S’agissant de l’assemblée générale, ses compétences et pouvoirs sont soumis aux dispositions du droit commun des sociétés, à l’exception de la règle introduite dans la loi ELAN permettant aux EPCI et collectivités territoriales d’être représentés à ladite assemblée générale, sans pour autant qu’elles disposent d’une voix délibérative.

Enfin, un représentant de la société de coordination pourra siéger, sans voix délibérative, dans les conseils d’administration ou de surveillance des organismes actionnaires de ladite société.

2.2 Le rôle et les prérogatives de la société de coordination dans le groupe d’organismes de logement social

La société de coordination sera chargée d’un projet collectif de groupe HLM et exercera en premier lieu un rôle de pilotage stratégique du groupe. 

Ainsi, elle sera chargée de l’élaboration pour l’ensemble des associés membres du cadre stratégique patrimonial (les orientations générales et les grands objectifs chiffrés en s’appuyant sur le Plan Stratégique de Patrimoine de chaque membre), du cadre stratégique d’utilité sociale (les engagements sur la qualité du service rendu aux locataires, la gestion sociale, la concertation locative, etc…). Elle exercera également un contrôle de gestion des organismes (transmission des documents comptables à la société, combinaison des comptes annuels de chaque associé).

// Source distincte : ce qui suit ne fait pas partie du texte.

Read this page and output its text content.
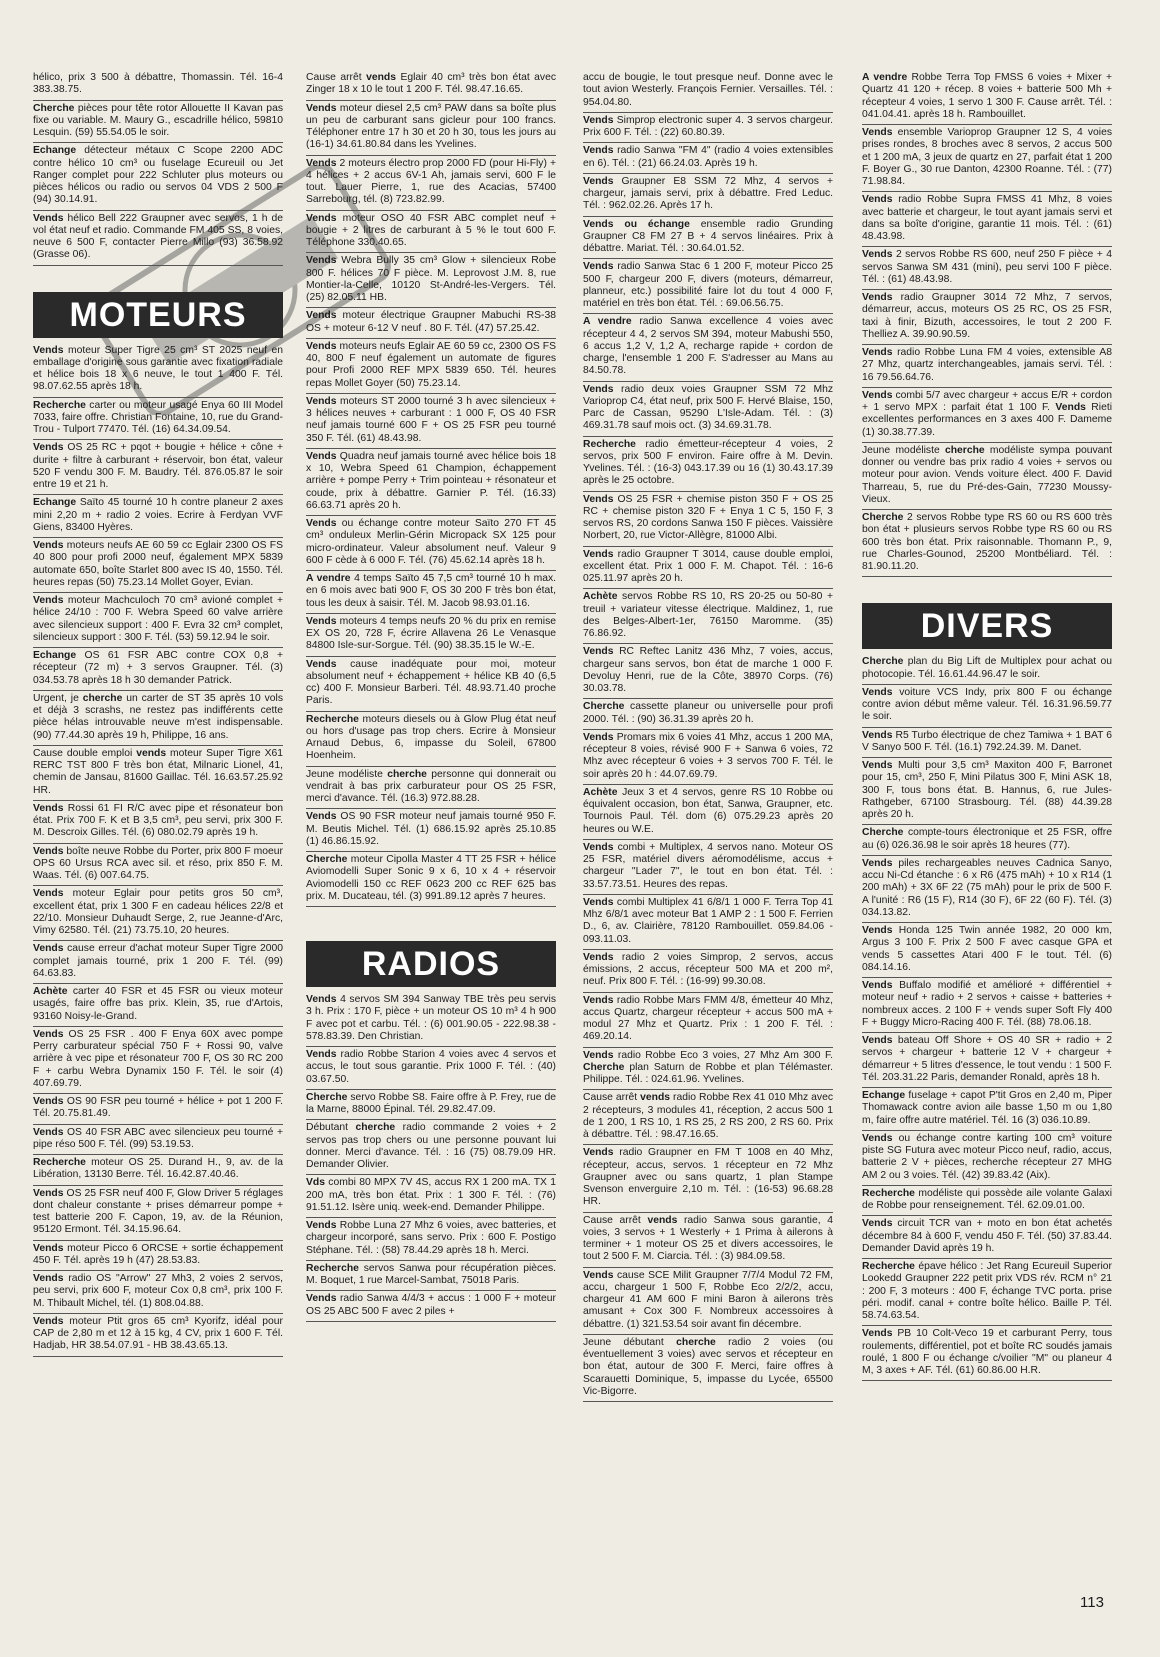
hélico, prix 3 500 à débattre, Thomassin. Tél. 16-4 383.38.75.
Cherche pièces pour tête rotor Allouette II Kavan pas fixe ou variable. M. Maury G., escadrille hélico, 59810 Lesquin. (59) 55.54.05 le soir.
Echange détecteur métaux C Scope 2200 ADC contre hélico 10 cm³ ou fuselage Ecureuil ou Jet Ranger complet pour 222 Schluter plus moteurs ou pièces hélicos ou radio ou servos 04 VDS 2 500 F (94) 30.14.91.
Vends hélico Bell 222 Graupner avec servos, 1 h de vol état neuf et radio. Commande FM 405 SS, 8 voies, neuve 6 500 F, contacter Pierre Millo (93) 36.58.92 (Grasse 06).
MOTEURS
Vends moteur Super Tigre 25 cm³ ST 2025 neuf en emballage d'origine sous garantie avec fixation radiale et hélice bois 18 x 6 neuve, le tout 1 400 F. Tél. 98.07.62.55 après 18 h.
Recherche carter ou moteur usagé Enya 60 III Model 7033, faire offre. Christian Fontaine, 10, rue du Grand-Trou - Tulport 77470. Tél. (16) 64.34.09.54.
Vends OS 25 RC + pqot + bougie + hélice + cône + durite + filtre à carburant + réservoir, bon état, valeur 520 F vendu 300 F. M. Baudry. Tél. 876.05.87 le soir entre 19 et 21 h.
Echange Saïto 45 tourné 10 h contre planeur 2 axes mini 2,20 m + radio 2 voies. Ecrire à Ferdyan VVF Giens, 83400 Hyères.
Vends moteurs neufs AE 60 59 cc Eglair 2300 OS FS 40 800 pour profi 2000 neuf, également MPX 5839 automate 650, boîte Starlet 800 avec IS 40, 1550. Tél. heures repas (50) 75.23.14 Mollet Goyer, Evian.
Vends moteur Machculoch 70 cm³ avioné complet + hélice 24/10 : 700 F. Webra Speed 60 valve arrière avec silencieux support : 400 F. Evra 32 cm³ complet, silencieux support : 300 F. Tél. (53) 59.12.94 le soir.
Echange OS 61 FSR ABC contre COX 0,8 + récepteur (72 m) + 3 servos Graupner. Tél. (3) 034.53.78 après 18 h 30 demander Patrick.
Urgent, je cherche un carter de ST 35 après 10 vols et déjà 3 scrashs, ne restez pas indifférents cette pièce hélas introuvable neuve m'est indispensable. (90) 77.44.30 après 19 h, Philippe, 16 ans.
Cause double emploi vends moteur Super Tigre X61 RERC TST 800 F très bon état, Milnaric Lionel, 41, chemin de Jansau, 81600 Gaillac. Tél. 16.63.57.25.92 HR.
Vends Rossi 61 FI R/C avec pipe et résonateur bon état. Prix 700 F. K et B 3,5 cm³, peu servi, prix 300 F. M. Descroix Gilles. Tél. (6) 080.02.79 après 19 h.
Vends boîte neuve Robbe du Porter, prix 800 F moeur OPS 60 Ursus RCA avec sil. et réso, prix 850 F. M. Waas. Tél. (6) 007.64.75.
Vends moteur Eglair pour petits gros 50 cm³, excellent état, prix 1 300 F en cadeau hélices 22/8 et 22/10. Monsieur Duhaudt Serge, 2, rue Jeanne-d'Arc, Vimy 62580. Tél. (21) 73.75.10, 20 heures.
Vends cause erreur d'achat moteur Super Tigre 2000 complet jamais tourné, prix 1 200 F. Tél. (99) 64.63.83.
Achète carter 40 FSR et 45 FSR ou vieux moteur usagés, faire offre bas prix. Klein, 35, rue d'Artois, 93160 Noisy-le-Grand.
Vends OS 25 FSR . 400 F Enya 60X avec pompe Perry carburateur spécial 750 F + Rossi 90, valve arrière à vec pipe et résonateur 700 F, OS 30 RC 200 F + carbu Webra Dynamix 150 F. Tél. le soir (4) 407.69.79.
Vends OS 90 FSR peu tourné + hélice + pot 1 200 F. Tél. 20.75.81.49.
Vends OS 40 FSR ABC avec silencieux peu tourné + pipe réso 500 F. Tél. (99) 53.19.53.
Recherche moteur OS 25. Durand H., 9, av. de la Libération, 13130 Berre. Tél. 16.42.87.40.46.
Vends OS 25 FSR neuf 400 F, Glow Driver 5 réglages dont chaleur constante + prises démarreur pompe + test batterie 200 F. Capon, 19, av. de la Réunion, 95120 Ermont. Tél. 34.15.96.64.
Vends moteur Picco 6 ORCSE + sortie échappement 450 F. Tél. après 19 h (47) 28.53.83.
Vends radio OS "Arrow" 27 Mh3, 2 voies 2 servos, peu servi, prix 600 F, moteur Cox 0,8 cm³, prix 100 F. M. Thibault Michel, tél. (1) 808.04.88.
Vends moteur Ptit gros 65 cm³ Kyorifz, idéal pour CAP de 2,80 m et 12 à 15 kg, 4 CV, prix 1 600 F. Tél. Hadjab, HR 38.54.07.91 - HB 38.43.65.13.
Cause arrêt vends Eglair 40 cm³ très bon état avec Zinger 18 x 10 le tout 1 200 F. Tél. 98.47.16.65.
Vends moteur diesel 2,5 cm³ PAW dans sa boîte plus un peu de carburant sans gicleur pour 100 francs. Téléphoner entre 17 h 30 et 20 h 30, tous les jours au (16-1) 34.61.80.84 dans les Yvelines.
Vends 2 moteurs électro prop 2000 FD (pour Hi-Fly) + 4 hélices + 2 accus 6V-1 Ah, jamais servi, 600 F le tout. Lauer Pierre, 1, rue des Acacias, 57400 Sarrebourg, tél. (8) 723.82.99.
Vends moteur OSO 40 FSR ABC complet neuf + bougie + 2 litres de carburant à 5 % le tout 600 F. Téléphone 330.40.65.
Vends Webra Bully 35 cm³ Glow + silencieux Robe 800 F. hélices 70 F pièce. M. Leprovost J.M. 8, rue Montier-la-Celle, 10120 St-André-les-Vergers. Tél. (25) 82.05.11 HB.
Vends moteur électrique Graupner Mabuchi RS-38 OS + moteur 6-12 V neuf . 80 F. Tél. (47) 57.25.42.
Vends moteurs neufs Eglair AE 60 59 cc, 2300 OS FS 40, 800 F neuf également un automate de figures pour Profi 2000 REF MPX 5839 650. Tél. heures repas Mollet Goyer (50) 75.23.14.
Vends moteurs ST 2000 tourné 3 h avec silencieux + 3 hélices neuves + carburant : 1 000 F, OS 40 FSR neuf jamais tourné 600 F + OS 25 FSR peu tourné 350 F. Tél. (61) 48.43.98.
Vends Quadra neuf jamais tourné avec hélice bois 18 x 10, Webra Speed 61 Champion, échappement arrière + pompe Perry + Trim pointeau + résonateur et coude, prix à débattre. Garnier P. Tél. (16.33) 66.63.71 après 20 h.
Vends ou échange contre moteur Saïto 270 FT 45 cm³ onduleux Merlin-Gérin Micropack SX 125 pour micro-ordinateur. Valeur absolument neuf. Valeur 9 600 F cède à 6 000 F. Tél. (76) 45.62.14 après 18 h.
A vendre 4 temps Saïto 45 7,5 cm³ tourné 10 h max. en 6 mois avec bati 900 F, OS 30 200 F très bon état, tous les deux à saisir. Tél. M. Jacob 98.93.01.16.
Vends moteurs 4 temps neufs 20 % du prix en remise EX OS 20, 728 F, écrire Allavena 26 Le Venasque 84800 Isle-sur-Sorgue. Tél. (90) 38.35.15 le W.-E.
Vends cause inadéquate pour moi, moteur absolument neuf + échappement + hélice KB 40 (6,5 cc) 400 F. Monsieur Barberi. Tél. 48.93.71.40 proche Paris.
Recherche moteurs diesels ou à Glow Plug état neuf ou hors d'usage pas trop chers. Ecrire à Monsieur Arnaud Debus, 6, impasse du Soleil, 67800 Hoenheim.
Jeune modéliste cherche personne qui donnerait ou vendrait à bas prix carburateur pour OS 25 FSR, merci d'avance. Tél. (16.3) 972.88.28.
Vends OS 90 FSR moteur neuf jamais tourné 950 F. M. Beutis Michel. Tél. (1) 686.15.92 après 25.10.85 (1) 46.86.15.92.
Cherche moteur Cipolla Master 4 TT 25 FSR + hélice Aviomodelli Super Sonic 9 x 6, 10 x 4 + réservoir Aviomodelli 150 cc REF 0623 200 cc REF 625 bas prix. M. Ducateau, tél. (3) 991.89.12 après 7 heures.
RADIOS
Vends 4 servos SM 394 Sanway TBE très peu servis 3 h. Prix : 170 F, pièce + un moteur OS 10 m³ 4 h 900 F avec pot et carbu. Tél. : (6) 001.90.05 - 222.98.38 - 578.83.39. Den Christian.
Vends radio Robbe Starion 4 voies avec 4 servos et accus, le tout sous garantie. Prix 1000 F. Tél. : (40) 03.67.50.
Cherche servo Robbe S8. Faire offre à P. Frey, rue de la Marne, 88000 Épinal. Tél. 29.82.47.09.
Débutant cherche radio commande 2 voies + 2 servos pas trop chers ou une personne pouvant lui donner. Merci d'avance. Tél. : 16 (75) 08.79.09 HR. Demander Olivier.
Vds combi 80 MPX 7V 4S, accus RX 1 200 mA. TX 1 200 mA, très bon état. Prix : 1 300 F. Tél. : (76) 91.51.12. Isère uniq. week-end. Demander Philippe.
Vends Robbe Luna 27 Mhz 6 voies, avec batteries, et chargeur incorporé, sans servo. Prix : 600 F. Postigo Stéphane. Tél. : (58) 78.44.29 après 18 h. Merci.
Recherche servos Sanwa pour récupération pièces. M. Boquet, 1 rue Marcel-Sambat, 75018 Paris.
Vends radio Sanwa 4/4/3 + accus : 1 000 F + moteur OS 25 ABC 500 F avec 2 piles +
accu de bougie, le tout presque neuf. Donne avec le tout avion Westerly. François Fernier. Versailles. Tél. : 954.04.80.
Vends Simprop electronic super 4. 3 servos chargeur. Prix 600 F. Tél. : (22) 60.80.39.
Vends radio Sanwa "FM 4" (radio 4 voies extensibles en 6). Tél. : (21) 66.24.03. Après 19 h.
Vends Graupner E8 SSM 72 Mhz, 4 servos + chargeur, jamais servi, prix à débattre. Fred Leduc. Tél. : 962.02.26. Après 17 h.
Vends ou échange ensemble radio Grunding Graupner C8 FM 27 B + 4 servos linéaires. Prix à débattre. Mariat. Tél. : 30.64.01.52.
Vends radio Sanwa Stac 6 1 200 F, moteur Picco 25 500 F, chargeur 200 F, divers (moteurs, démarreur, planneur, etc.) possibilité faire lot du tout 4 000 F, matériel en très bon état. Tél. : 69.06.56.75.
A vendre radio Sanwa excellence 4 voies avec récepteur 4 4, 2 servos SM 394, moteur Mabushi 550, 6 accus 1,2 V, 1,2 A, recharge rapide + cordon de charge, l'ensemble 1 200 F. S'adresser au Mans au 84.50.78.
Vends radio deux voies Graupner SSM 72 Mhz Varioprop C4, état neuf, prix 500 F. Hervé Blaise, 150, Parc de Cassan, 95290 L'Isle-Adam. Tél. : (3) 469.31.78 sauf mois oct. (3) 34.69.31.78.
Recherche radio émetteur-récepteur 4 voies, 2 servos, prix 500 F environ. Faire offre à M. Devin. Yvelines. Tél. : (16-3) 043.17.39 ou 16 (1) 30.43.17.39 après le 25 octobre.
Vends OS 25 FSR + chemise piston 350 F + OS 25 RC + chemise piston 320 F + Enya 1 C 5, 150 F, 3 servos RS, 20 cordons Sanwa 150 F pièces. Vaissière Norbert, 20, rue Victor-Allègre, 81000 Albi.
Vends radio Graupner T 3014, cause double emploi, excellent état. Prix 1 000 F. M. Chapot. Tél. : 16-6 025.11.97 après 20 h.
Achète servos Robbe RS 10, RS 20-25 ou 50-80 + treuil + variateur vitesse électrique. Maldinez, 1, rue des Belges-Albert-1er, 76150 Maromme. (35) 76.86.92.
Vends RC Reftec Lanitz 436 Mhz, 7 voies, accus, chargeur sans servos, bon état de marche 1 000 F. Devoluy Henri, rue de la Côte, 38970 Corps. (76) 30.03.78.
Cherche cassette planeur ou universelle pour profi 2000. Tél. : (90) 36.31.39 après 20 h.
Vends Promars mix 6 voies 41 Mhz, accus 1 200 MA, récepteur 8 voies, révisé 900 F + Sanwa 6 voies, 72 Mhz avec récepteur 6 voies + 3 servos 700 F. Tél. le soir après 20 h : 44.07.69.79.
Achète Jeux 3 et 4 servos, genre RS 10 Robbe ou équivalent occasion, bon état, Sanwa, Graupner, etc. Tournois Paul. Tél. dom (6) 075.29.23 après 20 heures ou W.E.
Vends combi + Multiplex, 4 servos nano. Moteur OS 25 FSR, matériel divers aéromodélisme, accus + chargeur "Lader 7", le tout en bon état. Tél. : 33.57.73.51. Heures des repas.
Vends combi Multiplex 41 6/8/1 1 000 F. Terra Top 41 Mhz 6/8/1 avec moteur Bat 1 AMP 2 : 1 500 F. Ferrien D., 6, av. Clairière, 78120 Rambouillet. 059.84.06 - 093.11.03.
Vends radio 2 voies Simprop, 2 servos, accus émissions, 2 accus, récepteur 500 MA et 200 m², neuf. Prix 800 F. Tél. : (16-99) 99.30.08.
Vends radio Robbe Mars FMM 4/8, émetteur 40 Mhz, accus Quartz, chargeur récepteur + accus 500 mA + modul 27 Mhz et Quartz. Prix : 1 200 F. Tél. : 469.20.14.
Vends radio Robbe Eco 3 voies, 27 Mhz Am 300 F. Cherche plan Saturn de Robbe et plan Télémaster. Philippe. Tél. : 024.61.96. Yvelines.
Cause arrêt vends radio Robbe Rex 41 010 Mhz avec 2 récepteurs, 3 modules 41, réception, 2 accus 500 1 de 1 200, 1 RS 10, 1 RS 25, 2 RS 200, 2 RS 60. Prix à débattre. Tél. : 98.47.16.65.
Vends radio Graupner en FM T 1008 en 40 Mhz, récepteur, accus, servos. 1 récepteur en 72 Mhz Graupner avec ou sans quartz, 1 plan Stampe Svenson enverguire 2,10 m. Tél. : (16-53) 96.68.28 HR.
Cause arrêt vends radio Sanwa sous garantie, 4 voies, 3 servos + 1 Westerly + 1 Prima à ailerons à terminer + 1 moteur OS 25 et divers accessoires, le tout 2 500 F. M. Ciarcia. Tél. : (3) 984.09.58.
Vends cause SCE Milit Graupner 7/7/4 Modul 72 FM, accu, chargeur 1 500 F, Robbe Eco 2/2/2, accu, chargeur 41 AM 600 F mini Baron à ailerons très amusant + Cox 300 F. Nombreux accessoires à débattre. (1) 321.53.54 soir avant fin décembre.
Jeune débutant cherche radio 2 voies (ou éventuellement 3 voies) avec servos et récepteur en bon état, autour de 300 F. Merci, faire offres à Scarauetti Dominique, 5, impasse du Lycée, 65500 Vic-Bigorre.
A vendre Robbe Terra Top FMSS 6 voies + Mixer + Quartz 41 120 + récep. 8 voies + batterie 500 Mh + récepteur 4 voies, 1 servo 1 300 F. Cause arrêt. Tél. : 041.04.41. après 18 h. Rambouillet.
Vends ensemble Varioprop Graupner 12 S, 4 voies prises rondes, 8 broches avec 8 servos, 2 accus 500 et 1 200 mA, 3 jeux de quartz en 27, parfait état 1 200 F. Boyer G., 30 rue Danton, 42300 Roanne. Tél. : (77) 71.98.84.
Vends radio Robbe Supra FMSS 41 Mhz, 8 voies avec batterie et chargeur, le tout ayant jamais servi et dans sa boîte d'origine, garantie 11 mois. Tél. : (61) 48.43.98.
Vends 2 servos Robbe RS 600, neuf 250 F pièce + 4 servos Sanwa SM 431 (mini), peu servi 100 F pièce. Tél. : (61) 48.43.98.
Vends radio Graupner 3014 72 Mhz, 7 servos, démarreur, accus, moteurs OS 25 RC, OS 25 FSR, taxi à finir, Bizuth, accessoires, le tout 2 200 F. Thelliez A. 39.90.90.59.
Vends radio Robbe Luna FM 4 voies, extensible A8 27 Mhz, quartz interchangeables, jamais servi. Tél. : 16 79.56.64.76.
Vends combi 5/7 avec chargeur + accus E/R + cordon + 1 servo MPX : parfait état 1 100 F. Vends Rieti excellentes performances en 3 axes 400 F. Dameme (1) 30.38.77.39.
Jeune modéliste cherche modéliste sympa pouvant donner ou vendre bas prix radio 4 voies + servos ou moteur pour avion. Vends voiture élect. 400 F. David Tharreau, 5, rue du Pré-des-Gain, 77230 Moussy-Vieux.
Cherche 2 servos Robbe type RS 60 ou RS 600 très bon état + plusieurs servos Robbe type RS 60 ou RS 600 très bon état. Prix raisonnable. Thomann P., 9, rue Charles-Gounod, 25200 Montbéliard. Tél. : 81.90.11.20.
DIVERS
Cherche plan du Big Lift de Multiplex pour achat ou photocopie. Tél. 16.61.44.96.47 le soir.
Vends voiture VCS Indy, prix 800 F ou échange contre avion début même valeur. Tél. 16.31.96.59.77 le soir.
Vends R5 Turbo électrique de chez Tamiwa + 1 BAT 6 V Sanyo 500 F. Tél. (16.1) 792.24.39. M. Danet.
Vends Multi pour 3,5 cm³ Maxiton 400 F, Barronet pour 15, cm³, 250 F, Mini Pilatus 300 F, Mini ASK 18, 300 F, tous bons état. B. Hannus, 6, rue Jules-Rathgeber, 67100 Strasbourg. Tél. (88) 44.39.28 après 20 h.
Cherche compte-tours électronique et 25 FSR, offre au (6) 026.36.98 le soir après 18 heures (77).
Vends piles rechargeables neuves Cadnica Sanyo, accu Ni-Cd étanche : 6 x R6 (475 mAh) + 10 x R14 (1 200 mAh) + 3X 6F 22 (75 mAh) pour le prix de 500 F. A l'unité : R6 (15 F), R14 (30 F), 6F 22 (60 F). Tél. (3) 034.13.82.
Vends Honda 125 Twin année 1982, 20 000 km, Argus 3 100 F. Prix 2 500 F avec casque GPA et vends 5 cassettes Atari 400 F le tout. Tél. (6) 084.14.16.
Vends Buffalo modifié et amélioré + différentiel + moteur neuf + radio + 2 servos + caisse + batteries + nombreux acces. 2 100 F + vends super Soft Fly 400 F + Buggy Micro-Racing 400 F. Tél. (88) 78.06.18.
Vends bateau Off Shore + OS 40 SR + radio + 2 servos + chargeur + batterie 12 V + chargeur + démarreur + 5 litres d'essence, le tout vendu : 1 500 F. Tél. 203.31.22 Paris, demander Ronald, après 18 h.
Echange fuselage + capot P'tit Gros en 2,40 m, Piper Thomawack contre avion aile basse 1,50 m ou 1,80 m, faire offre autre matériel. Tél. 16 (3) 036.10.89.
Vends ou échange contre karting 100 cm³ voiture piste SG Futura avec moteur Picco neuf, radio, accus, batterie 2 V + pièces, recherche récepteur 27 MHG AM 2 ou 3 voies. Tél. (42) 39.83.42 (Aix).
Recherche modéliste qui possède aile volante Galaxi de Robbe pour renseignement. Tél. 62.09.01.00.
Vends circuit TCR van + moto en bon état achetés décembre 84 à 600 F, vendu 450 F. Tél. (50) 37.83.44. Demander David après 19 h.
Recherche épave hélico : Jet Rang Ecureuil Superior Lookedd Graupner 222 petit prix VDS rév. RCM n° 21 : 200 F, 3 moteurs : 400 F, échange TVC porta. prise péri. modif. canal + contre boîte hélico. Baille P. Tél. 58.74.63.54.
Vends PB 10 Colt-Veco 19 et carburant Perry, tous roulements, différentiel, pot et boîte RC soudés jamais roulé, 1 800 F ou échange c/voilier "M" ou planeur 4 M, 3 axes + AF. Tél. (61) 60.86.00 H.R.
113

En second lieu, elle exercera un rôle de coordination et de mutualisation : elle sera chargée de construire l’efficacité opérationnelle et économique du groupe et la définition de la politique technique, de la politique d’achat des biens et services et d’une unité identitaire. Elle pourra notamment assurer la mise en commun de moyens humains et matériels au profit de ses membres, en les assistant, comme prestataire de services, dans toutes les interventions sur des immeubles qui leur appartiennent ou qu’ils gèrent.

La société de coordination est dotée de prérogatives de maintien de sa soutenabilité financière et de celle d’un ou de plusieurs de ses membres. Dans ce cadre, elle peut appeler ses actionnaires à apporter ou à prêter des fonds propres pour garantir ladite soutenabilité.

Il est à noter que le dispositif mis en place par le législateur a prévu, pour garantir cette soutenabilité financière, de permettre à la société de coordination de s’immiscer directement dans la gestion de ses membres.

Ainsi, si la situation financière d’un organisme membre de la société de coordination le justifie, cette dernière pourra mettre en demeure ledit organisme de lui présenter les mesures qu’il s’engage à prendre en vue de remédier à sa situation dans un délai raisonnable. Mieux encore, la société de coordination pourra décider d’interdire ou de limiter la distribution du résultat ou la réalisation d’un investissement d’un de ses membres.

Enfin, et à défaut de rétablissement de la situation, et nonobstant toutes dispositions ou stipulations contraires, la société de coordination pourra décider de la cession totale ou partielle du patrimoine locatif conventionné de cet organisme ou sa fusion avec un autre organisme du groupe après consultation préalable des organes dirigeants des organismes concernés.